Auch in anderen Bereichen außerhalb des Gebäudesektors bieten sich zahlreiche kommunale, nachhaltige wirtschaftliche Aktivitäten an, die unter die Nachhaltigkeitskriterien der EU-Taxonomie subsumiert werden können und somit den Zugang zu attraktiven Finanzierungsmöglichkeiten eröffnen. Beispielhaft zu nennen sind die kommunalen Anstrengungen im Bereich E-Auto Ladeinfrastruktur (EU-Taxonomie Annex I Punkt 7.4), die Beteiligung (häufig über beherrschte Investitionsgesellschaften) an Windanlagen, Biogasanlagen und Freiflächenphotovoltaik (EU-Taxonomie Annex I Punkt 4.1, 4.3, 4.8) sowie der ÖPNV (EU-Taxonomie Annex I Punkt 6.3).
Um vor allem für die Mitarbeiterinnen und Mitarbeiter einen konkreten Mehrwert und ein „Packende“ an dieses zunächst abstrakte Thema zu bekommen, entwickelte die Kämmerei Fragebögen, durch die den Betroffenen ein Rüstzeug an die Hand zu geben, ihr Handeln und ihre Planungen auf die Nachhaltigkeit nach der Taxonomie-VO zu überprüfen. Bereits über 30 kreisrelevante Fragebögen aus dem Anhang der entsprechenden EU-Verordnung[4] sind so entstanden, die die Stoßrichtung einer jeden Maßnahme auflistet und durch konkrete Fragestellungen, die mit „ja“ oder „nein“ zu beantworten sind, zeigen, ob Maßnahmen EU-taxonomiekonform sind.
„Wenngleich wir durch die Verordnung nicht unmittelbar betroffen sind, folgt auch für uns als kommunale Gebietskörperschaft hieraus eine Menge. Denn die Finanzdienstleister sind schon dabei und werden es perspektivisch noch forcieren, dass die Kreditbedingungen für ‚grüne Investitionen‘ für die Investoren deutlich attraktiver sind.

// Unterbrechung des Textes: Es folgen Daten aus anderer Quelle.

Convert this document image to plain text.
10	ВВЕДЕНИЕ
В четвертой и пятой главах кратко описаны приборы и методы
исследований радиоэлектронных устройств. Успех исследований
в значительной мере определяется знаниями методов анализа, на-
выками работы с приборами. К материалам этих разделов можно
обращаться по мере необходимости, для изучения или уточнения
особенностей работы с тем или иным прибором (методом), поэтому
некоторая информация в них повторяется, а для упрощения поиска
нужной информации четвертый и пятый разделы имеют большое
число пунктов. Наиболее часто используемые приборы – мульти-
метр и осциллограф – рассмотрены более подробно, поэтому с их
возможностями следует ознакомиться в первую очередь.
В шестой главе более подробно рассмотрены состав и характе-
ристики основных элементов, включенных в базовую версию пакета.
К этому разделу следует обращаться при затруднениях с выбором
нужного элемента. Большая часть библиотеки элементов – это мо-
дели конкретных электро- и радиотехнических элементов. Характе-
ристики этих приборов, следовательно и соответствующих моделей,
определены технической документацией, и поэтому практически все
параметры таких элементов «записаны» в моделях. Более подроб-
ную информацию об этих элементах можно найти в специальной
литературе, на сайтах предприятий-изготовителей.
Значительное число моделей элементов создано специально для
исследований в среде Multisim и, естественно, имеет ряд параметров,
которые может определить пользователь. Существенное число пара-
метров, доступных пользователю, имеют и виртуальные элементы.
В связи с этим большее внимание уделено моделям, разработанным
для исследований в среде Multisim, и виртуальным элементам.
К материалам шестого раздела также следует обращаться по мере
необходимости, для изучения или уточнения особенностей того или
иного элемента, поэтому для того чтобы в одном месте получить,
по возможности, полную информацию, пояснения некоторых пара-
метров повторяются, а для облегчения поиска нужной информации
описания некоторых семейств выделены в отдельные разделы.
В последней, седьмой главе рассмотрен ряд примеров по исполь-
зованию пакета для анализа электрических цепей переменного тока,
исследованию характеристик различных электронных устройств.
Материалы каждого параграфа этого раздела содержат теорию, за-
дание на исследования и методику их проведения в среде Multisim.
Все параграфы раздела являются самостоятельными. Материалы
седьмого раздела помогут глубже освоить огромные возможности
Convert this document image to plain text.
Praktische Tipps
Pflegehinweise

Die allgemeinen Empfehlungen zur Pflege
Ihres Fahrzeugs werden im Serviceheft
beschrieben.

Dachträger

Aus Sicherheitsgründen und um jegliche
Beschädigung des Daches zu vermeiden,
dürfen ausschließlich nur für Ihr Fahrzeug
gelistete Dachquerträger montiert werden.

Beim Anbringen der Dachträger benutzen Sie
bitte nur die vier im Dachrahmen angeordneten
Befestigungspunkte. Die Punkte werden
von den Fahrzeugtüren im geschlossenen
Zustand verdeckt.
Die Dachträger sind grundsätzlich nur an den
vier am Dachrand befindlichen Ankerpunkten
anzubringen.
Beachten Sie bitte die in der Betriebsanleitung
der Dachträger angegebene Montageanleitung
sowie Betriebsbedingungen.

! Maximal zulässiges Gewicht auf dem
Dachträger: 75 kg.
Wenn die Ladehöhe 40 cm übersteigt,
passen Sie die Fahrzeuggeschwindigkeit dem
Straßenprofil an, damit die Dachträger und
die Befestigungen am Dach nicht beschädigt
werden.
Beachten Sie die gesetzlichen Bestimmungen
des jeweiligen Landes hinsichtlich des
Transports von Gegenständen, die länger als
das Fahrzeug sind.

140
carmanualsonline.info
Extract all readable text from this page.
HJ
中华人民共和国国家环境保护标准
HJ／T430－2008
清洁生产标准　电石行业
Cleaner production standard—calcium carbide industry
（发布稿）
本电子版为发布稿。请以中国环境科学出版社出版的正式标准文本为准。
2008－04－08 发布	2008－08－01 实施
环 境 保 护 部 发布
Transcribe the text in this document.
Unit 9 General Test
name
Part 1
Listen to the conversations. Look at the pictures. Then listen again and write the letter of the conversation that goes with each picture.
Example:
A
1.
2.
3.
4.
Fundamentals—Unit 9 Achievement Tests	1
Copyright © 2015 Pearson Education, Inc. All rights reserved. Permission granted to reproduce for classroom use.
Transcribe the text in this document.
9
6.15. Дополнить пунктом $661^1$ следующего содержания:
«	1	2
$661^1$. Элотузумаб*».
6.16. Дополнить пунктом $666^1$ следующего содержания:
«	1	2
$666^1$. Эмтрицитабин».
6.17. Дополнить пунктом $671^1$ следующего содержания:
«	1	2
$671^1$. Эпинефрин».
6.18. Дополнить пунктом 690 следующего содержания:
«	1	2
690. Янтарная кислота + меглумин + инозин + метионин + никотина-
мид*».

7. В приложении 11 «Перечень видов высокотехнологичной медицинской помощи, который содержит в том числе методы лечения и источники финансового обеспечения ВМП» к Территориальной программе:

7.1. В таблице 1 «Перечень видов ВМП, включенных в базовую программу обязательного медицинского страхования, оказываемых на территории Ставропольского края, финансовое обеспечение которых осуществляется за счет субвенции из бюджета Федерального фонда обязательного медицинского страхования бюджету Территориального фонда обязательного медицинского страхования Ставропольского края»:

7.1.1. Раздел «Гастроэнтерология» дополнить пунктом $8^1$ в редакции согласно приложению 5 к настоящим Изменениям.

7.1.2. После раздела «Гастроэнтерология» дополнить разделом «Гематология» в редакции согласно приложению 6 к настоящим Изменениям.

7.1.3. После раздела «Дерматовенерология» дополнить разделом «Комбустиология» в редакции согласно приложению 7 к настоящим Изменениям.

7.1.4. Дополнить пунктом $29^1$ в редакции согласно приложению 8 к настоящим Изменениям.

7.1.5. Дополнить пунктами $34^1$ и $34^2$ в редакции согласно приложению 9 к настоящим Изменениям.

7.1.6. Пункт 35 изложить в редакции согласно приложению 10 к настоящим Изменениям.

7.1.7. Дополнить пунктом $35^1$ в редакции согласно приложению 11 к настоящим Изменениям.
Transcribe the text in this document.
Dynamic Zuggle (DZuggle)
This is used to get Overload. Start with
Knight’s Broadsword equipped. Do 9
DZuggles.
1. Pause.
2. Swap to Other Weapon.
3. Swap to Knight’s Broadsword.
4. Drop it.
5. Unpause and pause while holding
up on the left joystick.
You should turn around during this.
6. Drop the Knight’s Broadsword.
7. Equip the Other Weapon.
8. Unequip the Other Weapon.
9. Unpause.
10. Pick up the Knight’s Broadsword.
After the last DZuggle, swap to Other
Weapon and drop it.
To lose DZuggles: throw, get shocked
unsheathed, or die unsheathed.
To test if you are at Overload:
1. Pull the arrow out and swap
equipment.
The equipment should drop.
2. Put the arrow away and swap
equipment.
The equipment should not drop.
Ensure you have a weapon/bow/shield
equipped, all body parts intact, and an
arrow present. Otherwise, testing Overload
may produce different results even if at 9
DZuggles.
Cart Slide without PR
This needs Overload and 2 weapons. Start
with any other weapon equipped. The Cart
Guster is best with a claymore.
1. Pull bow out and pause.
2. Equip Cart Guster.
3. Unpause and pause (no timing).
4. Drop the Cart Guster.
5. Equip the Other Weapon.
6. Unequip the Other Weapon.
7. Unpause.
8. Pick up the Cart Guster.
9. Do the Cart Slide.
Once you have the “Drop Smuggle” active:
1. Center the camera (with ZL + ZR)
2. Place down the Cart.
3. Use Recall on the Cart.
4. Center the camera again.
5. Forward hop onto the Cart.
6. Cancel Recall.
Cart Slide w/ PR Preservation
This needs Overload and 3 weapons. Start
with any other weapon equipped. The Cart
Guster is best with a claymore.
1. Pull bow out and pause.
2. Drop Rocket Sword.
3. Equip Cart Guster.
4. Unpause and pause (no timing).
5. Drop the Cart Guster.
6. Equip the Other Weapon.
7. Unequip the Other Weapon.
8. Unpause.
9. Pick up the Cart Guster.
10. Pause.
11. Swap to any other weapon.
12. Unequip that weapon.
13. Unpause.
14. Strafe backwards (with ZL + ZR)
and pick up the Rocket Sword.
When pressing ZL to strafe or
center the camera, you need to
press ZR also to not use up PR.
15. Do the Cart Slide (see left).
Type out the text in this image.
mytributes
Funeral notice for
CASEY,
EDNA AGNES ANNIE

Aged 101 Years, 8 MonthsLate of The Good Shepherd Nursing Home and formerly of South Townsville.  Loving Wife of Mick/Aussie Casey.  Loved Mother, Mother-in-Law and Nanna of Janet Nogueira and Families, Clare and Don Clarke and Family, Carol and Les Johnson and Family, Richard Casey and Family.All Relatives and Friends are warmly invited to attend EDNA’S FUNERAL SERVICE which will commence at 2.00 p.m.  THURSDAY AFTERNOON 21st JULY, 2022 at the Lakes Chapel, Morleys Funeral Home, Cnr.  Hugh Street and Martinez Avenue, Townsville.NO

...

Und damit ist es am Ende doch ein Thema für uns“, erläutert Kreisdirektor und Kreiskämmerer Dr. Linus Tepe, warum der Kreis sich dieses Themas annimmt.

Wie es weitergeht
Die weiteren Erkenntnisse werden mit der Steuerungsgruppe in einer Folgesitzung kurz nach den Sommerferien besprochen. Im September, und damit rund vier Wochen vor Einbringung des Kreishaushalts 2024, werden die politischen Gremien über das Vorgehen entscheiden. Die ersten nachhaltigen Produktgruppen werden im Haushalt 2024 berücksichtigt. Im folgenden Jahr werden weitere Vorhaben auf eine stärkere Nachhaltigkeitsausrichtung herausgearbeitet, die dann in den Folgejahren in die Haushalte einfließen.
Flankiert werden soll das aufgezeigte Vorgehen durch eine Nachhaltigkeitsberichtserstattung. Denn neben der Aufstellung eines NHH ist es folgerichtig, ein Konzept dafür zu entwickeln, wie ein strategisches Nachhaltigkeitsmanagement beim Kreis Coesfeld, bestehend aus den Arbeitsschritten „Planen – Umsetzen – Bewerten – Anpassen“ als kontinuierlicher Verbesserungsprozess dauerhaft etabliert werden könnte. Als bedeutsamer Baustein dieses strategischen Nachhaltigkeitsmanagements ist eine entsprechende Nachhaltigkeitsberichterstattung anzusehen, über die die politischen Gremien noch in diesem Jahr entscheiden sollen. Dieses Instrument trägt dazu bei, dass das Ziel nachhaltigen Verwaltungshandelns dauerhaft im Fokus steht.
„Unser gewählter Ansatz des Nachhaltigkeitshaushalts verbindet theoretische Grundlagen und praktische Umsetzbarkeit. Dies ist nicht nur für die Mitarbeiterinnen und Mitarbeiter wichtig, sondern gewährleistet den Mitgliedern des Kreistags sowie den Städten und Gemeinden auch eine Transparenz des Handelns“, fasst Dr. Tepe den Coesfelder Weg des NHH zusammen.

Dr. Linus Tepe
Quelle: Kreis Coesfeld

Jutta Grotke

[1] Verordnung (EU) 2020/852 des Europäischen Parlaments und des Rates vom 18. Juni 2020 über die Einrichtung eines Rahmens zur Erleichterung nachhaltiger Investitionen und zur Änderung der Verordnung (EU) 2019/2088
[2] Die hohe Relevanz auch für die kommunale Familie zeigt sich durch die seit Oktober 2022 laufende Studie des Instituts für Urbanistik zum Thema „Nachhaltige Finanzierung kommunaler Klimainvestitionen unter Berücksichtigung der EU-Taxonomie (KlimKomInvest)“, finanziert u.a. vom Bundesministerium für Bildung und Forschung vgl. https://difu.de/projekte/nachhaltige-finanzierung-kommunaler-investitionen (letzter Abruf: 06.06.2023)
[3] KfW-Kommunalpanel 2023, abrufbar unter https://www.kfw.de/PDF/Download-Center/Konzernthemen/Research/PDF-Dokumente-KfW-Kommunalpanel/KfW-Kommunalpanel-2023-KF.pdf (letzter Abruf: 17.06.2023)
[4] https://eur-lex.europa.eu/legal-content/DE/TXT/HTML/?uri=PI_COM:C(2021)2800&from=EN (letzter Abruf: 05.06.2023)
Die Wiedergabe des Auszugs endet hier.